Net profit in the October-to-December period was 5.23 trillion won ($4.4 billion), down 38 per cent from a year ago, it said in a statement.

“Fourth-quarter profit dropped from a year earlier due to the continued fall in memory chip prices and weakness in display panels,” Samsung said in a statement.

The firm is the flagship subsidiary of the giant Samsung Group, by far the largest of the family-controlled conglomerates known as “chaebols” that dominate business in the world’s 12th-largest economy.

But it suffered a series of difficulties last year, with the global memory chip market – which has driven profits in recent years – hit by rising supply and falling demand.

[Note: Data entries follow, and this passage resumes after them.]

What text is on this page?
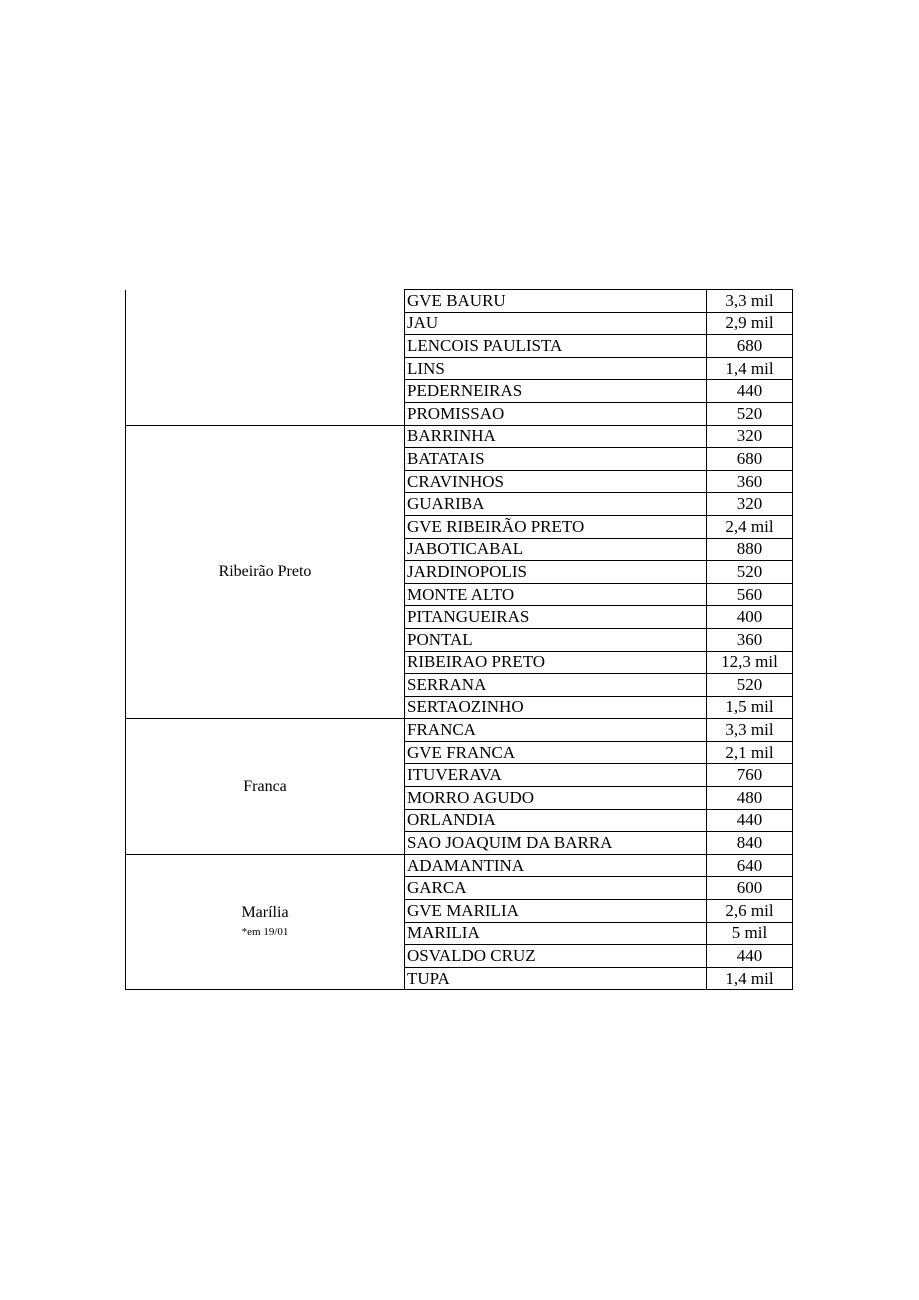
	GVE BAURU	3,3 mil
	JAU	2,9 mil
	LENCOIS PAULISTA	680
	LINS	1,4 mil
	PEDERNEIRAS	440
	PROMISSAO	520

Ribeirão Preto	BARRINHA	320
	BATATAIS	680
	CRAVINHOS	360
	GUARIBA	320
	GVE RIBEIRÃO PRETO	2,4 mil
	JABOTICABAL	880
	JARDINOPOLIS	520
	MONTE ALTO	560
	PITANGUEIRAS	400
	PONTAL	360
	RIBEIRAO PRETO	12,3 mil
	SERRANA	520
	SERTAOZINHO	1,5 mil

Franca	FRANCA	3,3 mil
	GVE FRANCA	2,1 mil
	ITUVERAVA	760
	MORRO AGUDO	480
	ORLANDIA	440
	SAO JOAQUIM DA BARRA	840

Marília
*em 19/01	ADAMANTINA	640
	GARCA	600
	GVE MARILIA	2,6 mil
	MARILIA	5 mil
	OSVALDO CRUZ	440
	TUPA	1,4 mil
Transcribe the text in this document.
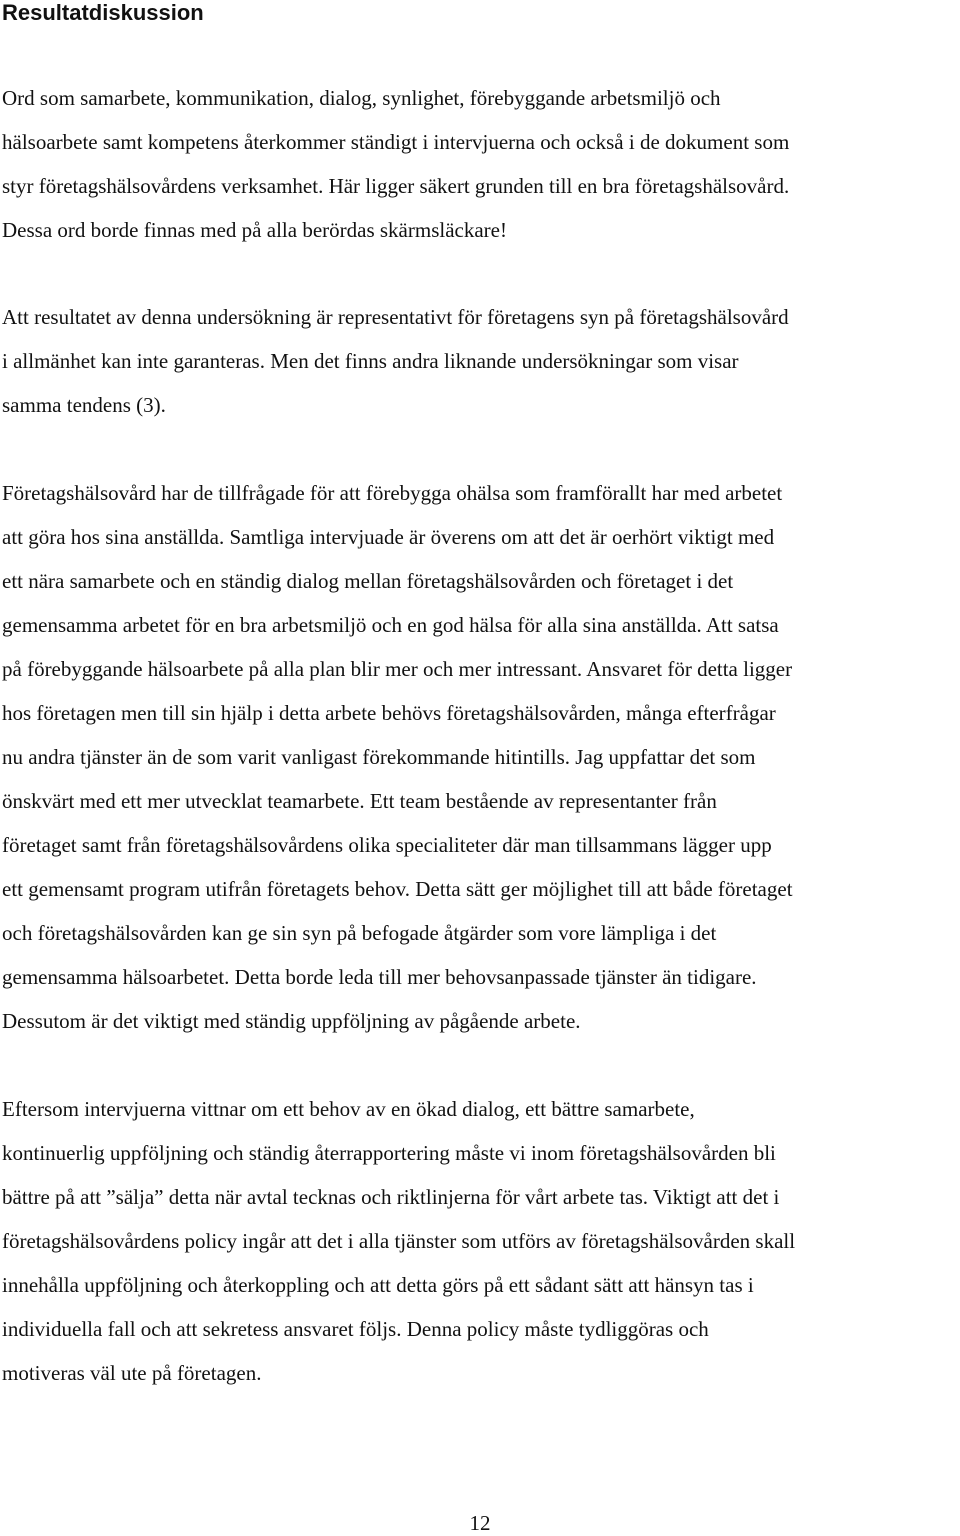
Resultatdiskussion

Ord som samarbete, kommunikation, dialog, synlighet, förebyggande arbetsmiljö och
hälsoarbete samt kompetens återkommer ständigt i intervjuerna och också i de dokument som
styr företagshälsovårdens verksamhet. Här ligger säkert grunden till en bra företagshälsovård.
Dessa ord borde finnas med på alla berördas skärmsläckare!

Att resultatet av denna undersökning är representativt för företagens syn på företagshälsovård
i allmänhet kan inte garanteras. Men det finns andra liknande undersökningar som visar
samma tendens (3).

Företagshälsovård har de tillfrågade för att förebygga ohälsa som framförallt har med arbetet
att göra hos sina anställda. Samtliga intervjuade är överens om att det är oerhört viktigt med
ett nära samarbete och en ständig dialog mellan företagshälsovården och företaget i det
gemensamma arbetet för en bra arbetsmiljö och en god hälsa för alla sina anställda. Att satsa
på förebyggande hälsoarbete på alla plan blir mer och mer intressant. Ansvaret för detta ligger
hos företagen men till sin hjälp i detta arbete behövs företagshälsovården, många efterfrågar
nu andra tjänster än de som varit vanligast förekommande hitintills. Jag uppfattar det som
önskvärt med ett mer utvecklat teamarbete. Ett team bestående av representanter från
företaget samt från företagshälsovårdens olika specialiteter där man tillsammans lägger upp
ett gemensamt program utifrån företagets behov. Detta sätt ger möjlighet till att både företaget
och företagshälsovården kan ge sin syn på befogade åtgärder som vore lämpliga i det
gemensamma hälsoarbetet. Detta borde leda till mer behovsanpassade tjänster än tidigare.
Dessutom är det viktigt med ständig uppföljning av pågående arbete.

Eftersom intervjuerna vittnar om ett behov av en ökad dialog, ett bättre samarbete,
kontinuerlig uppföljning och ständig återrapportering måste vi inom företagshälsovården bli
bättre på att ”sälja” detta när avtal tecknas och riktlinjerna för vårt arbete tas. Viktigt att det i
företagshälsovårdens policy ingår att det i alla tjänster som utförs av företagshälsovården skall
innehålla uppföljning och återkoppling och att detta görs på ett sådant sätt att hänsyn tas i
individuella fall och att sekretess ansvaret följs. Denna policy måste tydliggöras och
motiveras väl ute på företagen.

12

The premium smartphone market has also grown fiercely competitive, with buyers waiting longer before upgrading to new models.

Samsung said it expects “weak sales from seasonality in memory chips, OLED and consumer electronics” in the first quarter of this year as the firm navigates “continued uncertainties in the global business environment”.

Operating profit dropped more than 30 per cent year-on-year to 7.2 trillion won, while sales in the fourth quarter stood at 59.9 trillion won.

For full-year 2019, the firm reported net profit of 21.7 trillion won, down 51 per cent from a year ago.

Samsung shares closed down 3.2 per cent in Seoul.

Samsung has been strained by a trade war between China and the US and caught in a diplomatic row between Seoul and Tokyo over wartime history, with Japan imposing tough restrictions on exports crucial to South Korean tech giants in July.

In another shadow hanging over the firm, its vice-chairman and de-facto leader Lee Jae-yong is on trial for the second time over a sprawling corruption scandal that led to the impeachment of South Korea’s former president Park Geun-hye.

A guilty verdict and long prison sentence would deprive the firm of its top decision maker.

Lee was initially jailed for five years in 2017 on multiple charges including bribery, then released after several of his convictions were quashed, only for the Supreme Court in August to order a retrial.